The Seattle Mariners will look to sweep their three-game series against the Los Angeles Angels Sunday afternoon in Anaheim, Calif., with left fielder Jesse Winker beginning to hit like the player the club thought it was getting when it traded for him in March.
Winker and third baseman Eugenio Suarez were traded from the Cincinnati Reds for prospects during spring training, with the Mariners expecting to get the Winker who hit .305 with 24 homers and a .950 OPS last season.
But he struggled early, and when the Mariners sat him on June 14, he was hitting .206 with four homers. In 11 games since getting that day off, though, Winker seems to have turned a corner. Including Saturday’s 5-3 win over the Angels when he went 2 for 4 with a walk, he’s hit .387 (12 for 31) with 11 walks, four extra-base hits and five multi-hit games.
“It’s a new division for me, it’s a new side of the country and it was just a chance to take a breather and take in a baseball game,” Winker said. “It was good for me.”
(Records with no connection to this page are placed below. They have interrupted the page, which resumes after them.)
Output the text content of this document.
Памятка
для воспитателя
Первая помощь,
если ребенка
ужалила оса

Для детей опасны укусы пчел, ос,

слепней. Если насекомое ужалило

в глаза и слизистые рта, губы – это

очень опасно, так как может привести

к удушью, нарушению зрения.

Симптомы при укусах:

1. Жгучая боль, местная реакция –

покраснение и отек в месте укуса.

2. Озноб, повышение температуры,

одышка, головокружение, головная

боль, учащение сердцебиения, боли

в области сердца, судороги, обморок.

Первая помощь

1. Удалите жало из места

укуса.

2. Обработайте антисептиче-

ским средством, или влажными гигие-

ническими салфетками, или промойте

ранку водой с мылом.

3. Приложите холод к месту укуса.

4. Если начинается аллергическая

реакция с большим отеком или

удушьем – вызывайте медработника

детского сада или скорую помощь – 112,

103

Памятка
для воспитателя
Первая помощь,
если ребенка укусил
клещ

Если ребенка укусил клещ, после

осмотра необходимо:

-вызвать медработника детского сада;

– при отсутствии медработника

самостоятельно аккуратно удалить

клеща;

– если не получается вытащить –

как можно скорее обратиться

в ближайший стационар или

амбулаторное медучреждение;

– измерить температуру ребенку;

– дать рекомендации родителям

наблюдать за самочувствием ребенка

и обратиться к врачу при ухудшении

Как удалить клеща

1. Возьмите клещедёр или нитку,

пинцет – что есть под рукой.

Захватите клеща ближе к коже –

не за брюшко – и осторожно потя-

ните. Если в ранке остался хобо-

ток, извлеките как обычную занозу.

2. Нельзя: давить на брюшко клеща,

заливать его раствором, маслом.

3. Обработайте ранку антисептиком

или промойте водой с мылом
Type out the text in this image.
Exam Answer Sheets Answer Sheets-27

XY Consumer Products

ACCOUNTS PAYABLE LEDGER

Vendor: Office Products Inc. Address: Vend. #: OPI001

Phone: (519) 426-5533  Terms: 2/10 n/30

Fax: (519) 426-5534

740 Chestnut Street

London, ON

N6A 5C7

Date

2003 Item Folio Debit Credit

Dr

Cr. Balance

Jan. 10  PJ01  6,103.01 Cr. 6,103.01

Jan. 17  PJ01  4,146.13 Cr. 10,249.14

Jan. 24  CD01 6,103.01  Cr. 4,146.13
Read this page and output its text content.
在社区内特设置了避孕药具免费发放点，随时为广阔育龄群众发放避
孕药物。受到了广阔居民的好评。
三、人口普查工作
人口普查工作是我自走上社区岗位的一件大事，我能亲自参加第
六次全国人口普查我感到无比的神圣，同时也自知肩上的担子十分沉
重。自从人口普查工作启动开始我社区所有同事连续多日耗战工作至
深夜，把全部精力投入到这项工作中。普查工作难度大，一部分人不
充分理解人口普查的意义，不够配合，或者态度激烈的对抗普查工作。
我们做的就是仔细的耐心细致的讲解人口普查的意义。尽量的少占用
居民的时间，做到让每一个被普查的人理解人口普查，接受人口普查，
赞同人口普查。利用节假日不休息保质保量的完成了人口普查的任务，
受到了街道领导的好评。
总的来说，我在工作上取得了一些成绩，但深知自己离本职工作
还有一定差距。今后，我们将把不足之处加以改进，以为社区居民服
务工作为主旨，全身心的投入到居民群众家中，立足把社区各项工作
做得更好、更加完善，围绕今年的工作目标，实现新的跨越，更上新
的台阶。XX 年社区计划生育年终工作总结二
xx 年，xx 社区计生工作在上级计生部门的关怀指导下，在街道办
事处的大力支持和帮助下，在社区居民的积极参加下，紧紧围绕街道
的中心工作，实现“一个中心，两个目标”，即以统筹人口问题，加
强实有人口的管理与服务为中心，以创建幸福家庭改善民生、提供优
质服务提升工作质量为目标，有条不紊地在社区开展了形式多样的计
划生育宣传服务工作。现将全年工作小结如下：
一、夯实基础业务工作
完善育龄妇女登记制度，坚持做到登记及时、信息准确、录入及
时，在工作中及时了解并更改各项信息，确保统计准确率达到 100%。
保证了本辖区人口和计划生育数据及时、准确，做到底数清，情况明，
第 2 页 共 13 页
Mariners manager Scott Servais seems to agree that Winker just needed a day to clear his head.
“His confidence is coming back, he’s not over-swinging,” Servais said. “He feels really good. … He knows if he just squares it up, it’ll go.”
Even during his struggles, Winker was still drawing walks — he leads the American League with 48.
“You always have value if you’re getting on base, and Jesse leads the league in walks,” Servais said. “He does swing at the right pitches, but eventually you’ve got to start squaring some balls up. It’s been a struggle for him to get back to who he is, and it’s headed in the right direction right now.”
Left-hander Marco Gonzales (4-7, 3.33 ERA) will be on the mound for Seattle to make his 15th start of the season. He’s coming off a victory in his most recent start, when he gave up two runs and seven hits in seven innings last Tuesday in Oakland.
Gonzales is 9-2 with a 3.44 ERA in 18 career starts against the Angels. He also has nine wins against the Athletics, the most against any team.
While Gonzales has had success against the Angels, he hasn’t been so fortunate facing Angels center fielder Mike Trout, who is hitting .371 (13 for 35) with three homers and three doubles against him.
Trout, though, has hit the Mariners well no matter who the pitcher is. His home run on Friday night was the 53rd of his career against them, passing Rafael Palmeiro for the most by any Mariners opponent. It was his 99th career extra-base hit against them, also passing Palmeiro for the record by opponents. He added No. 100 (a triple) later in Friday’s game.
Trout has been so good against the Mariners that Servais decided to intentionally walk him in the eighth inning of a one-run game Friday, even though next up was defending AL MVP Shohei Ohtani.
“He gets walked in that situation with a righty (on the mound and Ohtani due up),” Angels interim manager Phil Nevin said. “It’s just Trouty and how good he is.”
In Saturday’s game, Trout was intentionally walked in the ninth inning, his run representing the tying run. In both cases, the move worked out for the Mariners when Ohtani was retired.
On Sunday, left-hander Jose Suarez (0-2, 5.00) will start for Los Angeles. Against the Mariners, he is 3-1 with a 3.68 ERA in eight appearances (seven starts).